Energy Minister Angus Taylor has been promoting carbon capture and storage in Australia, but there is serious concern that the technology does not work.

The Federal Government is pushing to allow its clean energy funding bodies to invest in fossil fuel projects, such as extending the life and improving the efficiency of some coal and gas-fired power plants.

Mr Taylor wants the Australian Renewable Energy Agency and the Clean Energy Corporation to fund carbon capture and storage (CCS) as well.

“Our agencies need to be able to develop technologies that can bring down emissions outside of electricity as well as integrating [them into] the electricity grid and making sure we continue to see those emissions reductions, and that means a whole new range of technologies,” he said.

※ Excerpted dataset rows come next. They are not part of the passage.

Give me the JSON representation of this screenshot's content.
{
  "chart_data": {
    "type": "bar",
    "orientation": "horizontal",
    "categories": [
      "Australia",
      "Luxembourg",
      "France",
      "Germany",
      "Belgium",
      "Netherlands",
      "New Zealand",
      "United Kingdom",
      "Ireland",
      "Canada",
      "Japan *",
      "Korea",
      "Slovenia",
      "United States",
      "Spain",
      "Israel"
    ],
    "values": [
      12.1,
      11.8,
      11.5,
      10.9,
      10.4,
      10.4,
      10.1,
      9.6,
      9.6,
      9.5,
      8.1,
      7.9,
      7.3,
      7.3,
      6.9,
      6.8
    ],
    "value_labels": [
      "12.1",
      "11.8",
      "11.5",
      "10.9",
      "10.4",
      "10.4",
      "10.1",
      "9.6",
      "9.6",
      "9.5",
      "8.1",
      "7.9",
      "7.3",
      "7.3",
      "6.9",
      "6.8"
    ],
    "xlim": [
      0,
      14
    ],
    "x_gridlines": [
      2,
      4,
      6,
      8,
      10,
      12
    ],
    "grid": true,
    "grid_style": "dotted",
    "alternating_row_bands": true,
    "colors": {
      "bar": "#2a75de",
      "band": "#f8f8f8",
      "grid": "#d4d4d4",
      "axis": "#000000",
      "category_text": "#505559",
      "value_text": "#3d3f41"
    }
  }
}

The energy minister has shot down questions about the efficacy and usefulness of CCS so far.

“Let's be clear, carbon capture and storage is already working. We've got it working in Australia, we've got the biggest project in the world in Australia,” he said.

It is likely he was referring to Australia’s only large-scale carbon capture and storage operation, which is located at Chevron's Gorgon gas facility on Barrow Island off Western Australia.

The gas giant’s project approval requires it to capture and store between 3.4 and 4 million tonnes of CO2 emitted from the plant each year.

The company received $60 million from the Western Australian Government to assist with the technology.

In fact, the processing facility was built on Barrow Island - a Class-A Nature Reserve - because it has suitable substrate for injecting CO2 in the seafloor nearby.

The plan is to take CO2 separated from their natural gas and pump it over 800 metres under the seafloor, where porous geology allows the gas to move horizontally and become trapped.

But Chevron has not been able to get the technology to work. Still, this has not stopped the company from operating the gas processing facility since 2016, without capturing any of its greenhouse emissions at all.

In addition to the fact that CCS does not work even on a purpose-built site owned by a multinational resources giant, most of Australia's industry and power plants does not have useful geology nearby.

Experts say CCS should not be used as a substitute for clean energies like solar, wind, and pumped hydro, and that while it may be useful to invest in complex, unproven CCS technologies, it should not be funded instead of clean energy.